Quantum Migration: Mapping the Emerging Landscape
October 23, 2025
The advent of quantum computing represents a paradigm shift for cybersecurity in the financial sector. The potential for existing encryption methods to be compromised within the next 5 – 10 years has already catalysed concern and action across a number of financial entities, global regulatory, and industry bodies. For every financial entity, the threat quantum computers present to encryption raises urgent questions regarding data protection, the risk of disruption to critical operations, and the resilience of the sector overall in an increasingly digitised financial ecosystem. Without action, banks will undoubtedly be caught out by the advent of cryptographically-relevant quantum computers and its inevitable misuse by malicious actors to break encryption to access sensitive data.
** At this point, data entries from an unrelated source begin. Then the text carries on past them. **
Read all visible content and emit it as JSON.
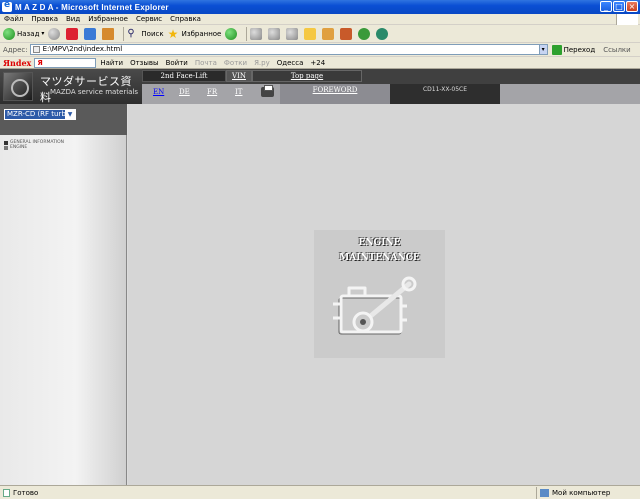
{
  "window": {
    "title": "M A Z D A - Microsoft Internet Explorer"
  },
  "menu": [
    "Файл",
    "Правка",
    "Вид",
    "Избранное",
    "Сервис",
    "Справка"
  ],
  "toolbar": {
    "back": "Назад",
    "search": "Поиск",
    "favorites": "Избранное"
  },
  "address": {
    "label": "Адрес:",
    "url": "E:\\MPV\\2nd\\index.html",
    "go": "Переход",
    "links": "Ссылки"
  },
  "yandex": {
    "logo": "Яndex",
    "find": "Найти",
    "reviews": "Отзывы",
    "login": "Войти",
    "mail": "Почта",
    "photos": "Фотки",
    "yaru": "Я.ру",
    "city": "Одесса",
    "temp": "+24"
  },
  "site": {
    "logo_jp": "マツダサービス資料",
    "logo_en": "MAZDA service materials",
    "tabs": {
      "lift": "2nd Face-Lift",
      "vin": "VIN",
      "top": "Top page"
    },
    "langs": [
      "EN",
      "DE",
      "FR",
      "IT"
    ],
    "foreword": "FOREWORD",
    "code": "CD11-XX-05CE",
    "model": "MZR-CD (RF turbo)",
    "tree": [
      "GENERAL INFORMATION",
      "ENGINE"
    ],
    "engine_title_1": "ENGINE",
    "engine_title_2": "MAINTENANCE"
  },
  "status": {
    "text": "Готово",
    "zone": "Мой компьютер"
  }
}
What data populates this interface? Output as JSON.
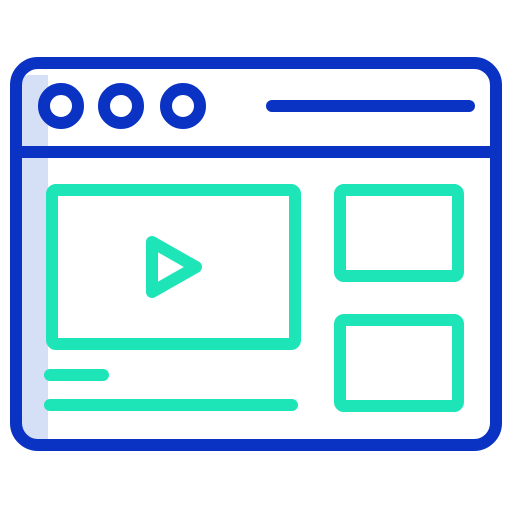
{
  "icon": {
    "name": "video-website-icon",
    "colors": {
      "frame": "#0a33c4",
      "content": "#1de5b8",
      "shadow": "#d5dff5",
      "background": "#ffffff"
    }
  }
}
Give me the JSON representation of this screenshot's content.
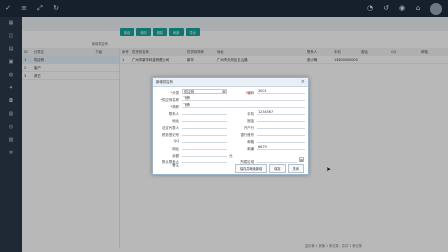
{
  "topbar": {
    "left_icons": [
      "check-icon",
      "menu-icon",
      "expand-icon",
      "refresh-icon"
    ],
    "right_icons": [
      "bell-icon",
      "history-icon",
      "lock-icon",
      "home-icon"
    ]
  },
  "sidebar": {
    "icons": [
      "dashboard-icon",
      "layers-icon",
      "doc-icon",
      "cart-icon",
      "user-icon",
      "wrench-icon",
      "lock-icon",
      "chart-icon",
      "people-icon",
      "building-icon",
      "gear-icon"
    ]
  },
  "toolbar": {
    "buttons": [
      "新增",
      "修改",
      "删除",
      "刷新",
      "导出"
    ]
  },
  "breadcrumb": "新增供应商",
  "tree": {
    "headers": [
      "ID",
      "分类名",
      "下级"
    ],
    "rows": [
      {
        "id": "1",
        "name": "供应商",
        "child": ""
      },
      {
        "id": "2",
        "name": "客户",
        "child": ""
      },
      {
        "id": "3",
        "name": "其它",
        "child": ""
      }
    ]
  },
  "grid": {
    "headers": [
      "序号",
      "供货商名称",
      "供货商简称",
      "地址",
      "联系人",
      "手机",
      "固话",
      "QQ",
      "邮箱"
    ],
    "rows": [
      [
        "1",
        "广州市新华科技有限公司",
        "新华",
        "广州市天河区五山路",
        "张小明",
        "13800000000",
        "",
        "",
        ""
      ]
    ]
  },
  "pager": "显示第 1 到第 1 条记录，总共 1 条记录",
  "dialog": {
    "title": "新增供应商",
    "close_glyph": "×",
    "fields": {
      "category_label": "分类",
      "category_value": "供应商",
      "code_label": "编码",
      "code_value": "3001",
      "name_label": "供应商名称",
      "name_value": "飞腾",
      "short_label": "简称",
      "short_value": "飞腾",
      "contact_label": "联系人",
      "mobile_label": "手机",
      "mobile_value": "1234567",
      "address_label": "地址",
      "phone_label": "固话",
      "fax_label": "开户行",
      "legal_label": "法定代表人",
      "manager_label": "税务登记号",
      "dept_label": "银行账号",
      "qq_label": "QQ",
      "email_label": "邮箱",
      "email_value": "",
      "website_label": "网址",
      "zip_label": "邮编",
      "zip_value": "6679",
      "balance_label": "余额",
      "balance_unit": "元",
      "credit_label": "默认联系人",
      "region_label": "所属区域",
      "remark_label": "备注"
    },
    "buttons": {
      "save_new": "保存并继续新增",
      "save": "保存",
      "close": "关闭"
    }
  }
}
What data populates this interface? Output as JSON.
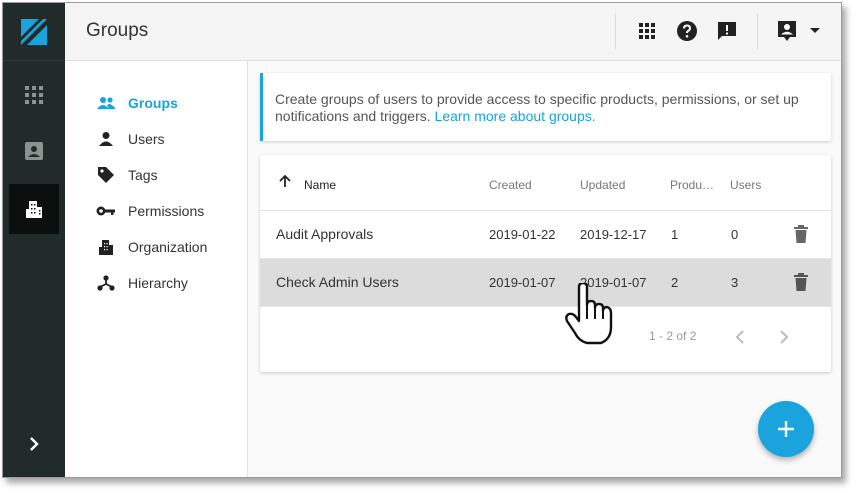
{
  "header": {
    "title": "Groups",
    "icons": [
      "apps-grid-icon",
      "help-icon",
      "feedback-icon",
      "account-icon",
      "chevron-down-icon"
    ]
  },
  "rail": {
    "items": [
      "apps-icon",
      "contact-card-icon",
      "organization-icon"
    ],
    "active": "organization-icon"
  },
  "subnav": {
    "items": [
      {
        "label": "Groups",
        "icon": "people-icon",
        "active": true
      },
      {
        "label": "Users",
        "icon": "person-icon"
      },
      {
        "label": "Tags",
        "icon": "tag-icon"
      },
      {
        "label": "Permissions",
        "icon": "key-icon"
      },
      {
        "label": "Organization",
        "icon": "building-icon"
      },
      {
        "label": "Hierarchy",
        "icon": "hierarchy-icon"
      }
    ]
  },
  "info": {
    "text": "Create groups of users to provide access to specific products, permissions, or set up notifications and triggers.",
    "link": "Learn more about groups."
  },
  "table": {
    "columns": [
      "Name",
      "Created",
      "Updated",
      "Produ…",
      "Users"
    ],
    "rows": [
      {
        "name": "Audit Approvals",
        "created": "2019-01-22",
        "updated": "2019-12-17",
        "products": "1",
        "users": "0"
      },
      {
        "name": "Check Admin Users",
        "created": "2019-01-07",
        "updated": "2019-01-07",
        "products": "2",
        "users": "3"
      }
    ],
    "pagination": "1 - 2 of 2"
  },
  "colors": {
    "accent": "#1aa3dd",
    "rail": "#212b29",
    "row_hover": "#dcdcdc"
  }
}
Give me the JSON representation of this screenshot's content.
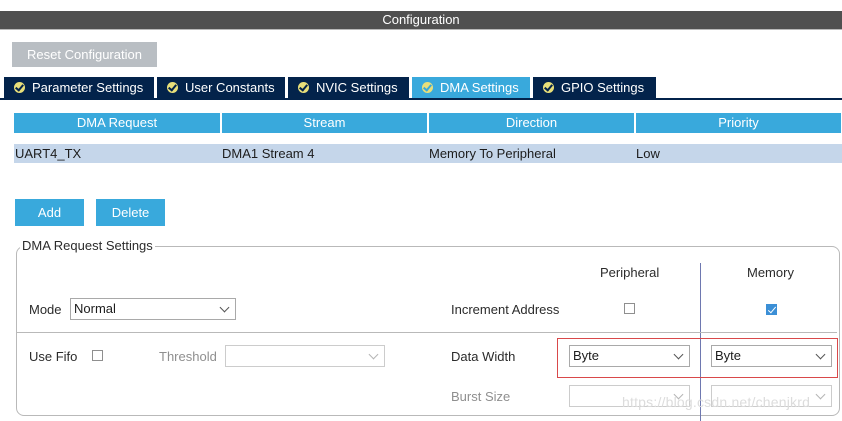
{
  "header": {
    "title": "Configuration"
  },
  "toolbar": {
    "reset_label": "Reset Configuration"
  },
  "tabs": [
    {
      "label": "Parameter Settings",
      "active": false
    },
    {
      "label": "User Constants",
      "active": false
    },
    {
      "label": "NVIC Settings",
      "active": false
    },
    {
      "label": "DMA Settings",
      "active": true
    },
    {
      "label": "GPIO Settings",
      "active": false
    }
  ],
  "table": {
    "columns": [
      "DMA Request",
      "Stream",
      "Direction",
      "Priority"
    ],
    "rows": [
      [
        "UART4_TX",
        "DMA1 Stream 4",
        "Memory To Peripheral",
        "Low"
      ]
    ]
  },
  "actions": {
    "add_label": "Add",
    "delete_label": "Delete"
  },
  "settings": {
    "legend": "DMA Request Settings",
    "peripheral_header": "Peripheral",
    "memory_header": "Memory",
    "mode_label": "Mode",
    "mode_value": "Normal",
    "increment_label": "Increment Address",
    "increment_peripheral_checked": false,
    "increment_memory_checked": true,
    "fifo_label": "Use Fifo",
    "fifo_checked": false,
    "threshold_label": "Threshold",
    "threshold_value": "",
    "data_width_label": "Data Width",
    "data_width_peripheral": "Byte",
    "data_width_memory": "Byte",
    "burst_label": "Burst Size",
    "burst_peripheral": "",
    "burst_memory": ""
  },
  "watermark": "https://blog.csdn.net/chenjkrd",
  "colors": {
    "tab_dark": "#03234b",
    "tab_active": "#39a9dc",
    "header_blue": "#39a9dc",
    "row_selected": "#c5d6ea",
    "highlight_box": "#d9494a"
  }
}
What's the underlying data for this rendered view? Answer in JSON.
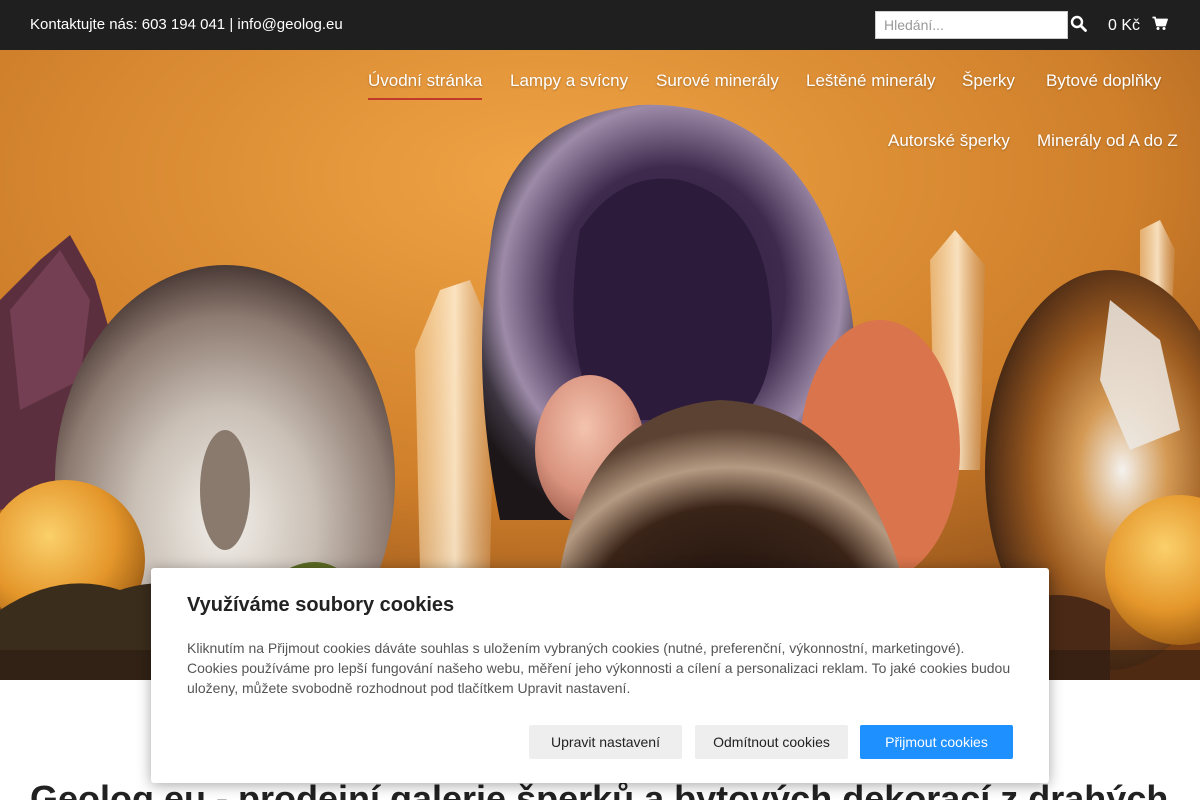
{
  "topbar": {
    "contact": "Kontaktujte nás: 603 194 041 | info@geolog.eu",
    "search_placeholder": "Hledání...",
    "search_icon": "search-icon",
    "cart_total": "0 Kč",
    "cart_icon": "cart-icon"
  },
  "nav": {
    "items": [
      "Úvodní stránka",
      "Lampy a svícny",
      "Surové minerály",
      "Leštěné minerály",
      "Šperky",
      "Bytové doplňky",
      "Autorské šperky",
      "Minerály od A do Z"
    ],
    "active_index": 0,
    "active_color": "#c0392b"
  },
  "main": {
    "heading": "Geolog.eu - prodejní galerie šperků a bytových dekorací z drahých"
  },
  "cookies": {
    "title": "Využíváme soubory cookies",
    "text": "Kliknutím na Přijmout cookies dáváte souhlas s uložením vybraných cookies (nutné, preferenční, výkonnostní, marketingové). Cookies používáme pro lepší fungování našeho webu, měření jeho výkonnosti a cílení a personalizaci reklam. To jaké cookies budou uloženy, můžete svobodně rozhodnout pod tlačítkem Upravit nastavení.",
    "btn_settings": "Upravit nastavení",
    "btn_reject": "Odmítnout cookies",
    "btn_accept": "Přijmout cookies",
    "accent_color": "#1e90ff"
  }
}
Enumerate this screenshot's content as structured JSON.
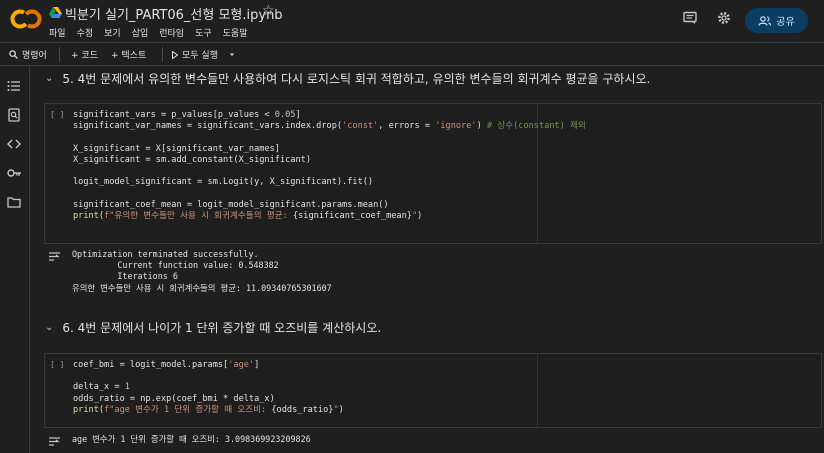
{
  "header": {
    "title": "빅분기 실기_PART06_선형 모형.ipynb",
    "menu": [
      "파일",
      "수정",
      "보기",
      "삽입",
      "런타임",
      "도구",
      "도움말"
    ],
    "share_label": "공유"
  },
  "toolbar": {
    "commands_label": "명령어",
    "code_label": "+ 코드",
    "text_label": "+ 텍스트",
    "run_all_label": "모두 실행"
  },
  "section5": {
    "heading": "5. 4번 문제에서 유의한 변수들만 사용하여 다시 로지스틱 회귀 적합하고, 유의한 변수들의 회귀계수 평균을 구하시오."
  },
  "cell1": {
    "bracket": "[ ]",
    "output_lines": [
      "Optimization terminated successfully.",
      "         Current function value: 0.548382",
      "         Iterations 6",
      "유의한 변수들만 사용 시 회귀계수들의 평균: 11.09340765301607"
    ]
  },
  "section6": {
    "heading": "6. 4번 문제에서 나이가 1 단위 증가할 때 오즈비를 계산하시오."
  },
  "cell2": {
    "bracket": "[ ]",
    "output_lines": [
      "age 변수가 1 단위 증가할 때 오즈비: 3.098369923209826"
    ]
  },
  "colors": {
    "background": "#1f1f1f",
    "share_bg": "#0b3d63",
    "logo_orange": "#f9ab00",
    "logo_dark_orange": "#e37400",
    "string": "#ce9178",
    "number": "#b5cea8",
    "comment": "#6a9955"
  },
  "icons": [
    "colab-logo",
    "drive-icon",
    "star-icon",
    "comment-icon",
    "gear-icon",
    "share-person-icon",
    "search-icon",
    "play-icon",
    "chevron-down-icon",
    "toc-icon",
    "find-icon",
    "code-icon",
    "key-icon",
    "folder-icon",
    "output-icon"
  ]
}
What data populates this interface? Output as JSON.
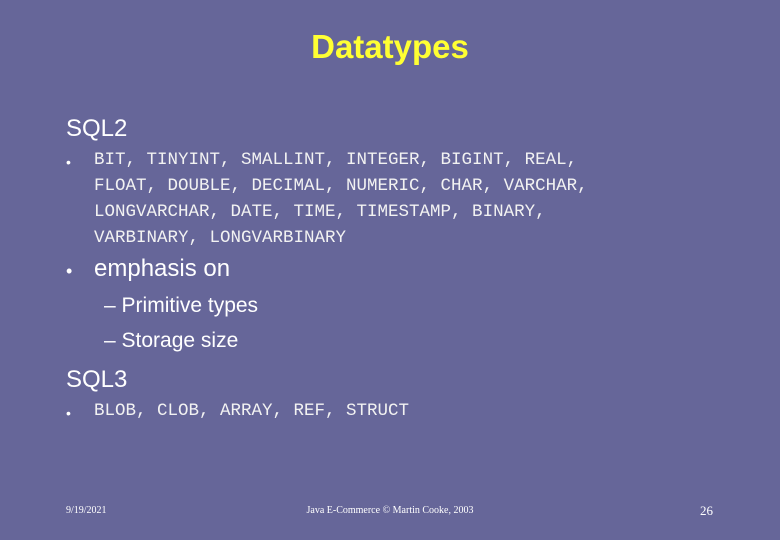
{
  "slide": {
    "title": "Datatypes",
    "sections": [
      {
        "heading": "SQL2",
        "bullet": "BIT, TINYINT, SMALLINT, INTEGER, BIGINT, REAL,",
        "bullet_lines": [
          "BIT, TINYINT, SMALLINT, INTEGER, BIGINT, REAL,",
          "FLOAT, DOUBLE, DECIMAL, NUMERIC, CHAR, VARCHAR,",
          "LONGVARCHAR, DATE, TIME, TIMESTAMP, BINARY,",
          "VARBINARY, LONGVARBINARY"
        ],
        "point": "emphasis on",
        "subpoints": [
          "Primitive types",
          "Storage size"
        ]
      },
      {
        "heading": "SQL3",
        "bullet_lines": [
          "BLOB, CLOB, ARRAY, REF, STRUCT"
        ]
      }
    ],
    "bullet_glyph": "•",
    "dash_glyph": "–"
  },
  "footer": {
    "date": "9/19/2021",
    "center": "Java E-Commerce © Martin Cooke, 2003",
    "page_number": "26"
  },
  "colors": {
    "background": "#666699",
    "title": "#ffff33",
    "text": "#ffffff"
  }
}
To mitigate this risk, financial entities must prepare by transitioning to post-quantum cryptography.
In response, GFMA have convened a series of expert-led roundtables, to draw out and map the activities of institutions including the US National Institute of Standards and Technology (NIST), the Financial Conduct Authority (FCA), the World Economic Forum (WEF), the Bank of England’s Cross Market Operational Resilience Group (CMORG), and the Quantum Safe Financial Forum (QSFF). We recognise other bodies, such as FS-ISAC, are also active in this space.
This paper is intended to serve as an educational tool for circulation among non-quantum experts within financial entities. It provides a summary of the emerging landscape and proposes a set of collective next steps as financial entities endeavour to understand, prepare for, and ultimately transition to systems that are resistant to quantum attacks. The recommendations outlined herein reflect both the publicly available guidance, and the industry concerns shared during the GFMA sessions on preparing for quantum readiness.
Summary
Financial services must start preparing for a post-Quantum future now, not when the technology arrives at scale. Multiple authorities signal the 2030–2035 window as the period when Cryptographically Relevant Quantum Computing risk becomes operationally material. For banks, this necessitates that mitigation planning be largely complete within the next 2-3 years to ensure that vulnerable systems are fully upgraded in time, with critical systems transitioned several years earlier. Failure to act promptly risks exposing banks’ digital infrastructures to both future and retrospective breaches.
Positively, although the technology is still evolving, there is increasing clarity on how financial services should approach the transition to post-quantum cryptography. This paper serves as an educational tool to raise internal awareness across banks’ operations, business lines, and management levels. It identifies the key risks that quantum computers could pose to cryptography, the timeframes by which these risks are expected to materialise, and how public sector bodies are collaborating with industry to ensure a successful migration.
Key points include:
- Quantum technologies are already presenting financial entities with new forms of risk: “Harvest Now, Decrypt Later” attacks are on the rise, putting today’s data at risk of future exposure, and requiring a proactive cryptographic migration.
- Timelines for quantum transition are tighter than many suspect: Some regulators are warning publicly that firms should have already started their implementation of PQC, with all advising that migration planning should be completed by either 2027 or 2028.
- Firm’s encryption protections need to be overhauled to remain intact for PQC: A phased, risk-based approach, supported by standards like NIST FIPS 203 – 205 (ML-KEM, ML-DSA and SLH-DSA) and aligned with global protocols, is emerging as the widely accepted best practice across jurisdictions.
- Financial entities often operate within intricate and multifaceted environments: These environments include a wide array of systems, applications, and platforms, each with its own set of cryptographic protocols and requirements. Mapping out all these components to create a comprehensive inventory is a detailed and labour-intensive task.
- Many financial entities rely on third party vendors and suppliers for various services: Ensuring that these external partners are aligned with the institution’s cryptographic standards and are prepared for the quantum transition requires
thorough communication and coordination. - There are a number of initiatives supporting industry to put their migration plans into practice: GFMA will continue supporting members by coordinating shared learning, monitoring regulatory developments, and showcasing implementation tools.
- Regulatory pressure can help drive forward the industry as a whole: we stress however this should not take the form of new regulation, but rather supervisory attention during resilience testing, in IT Questionnaires and in ongoing inspections.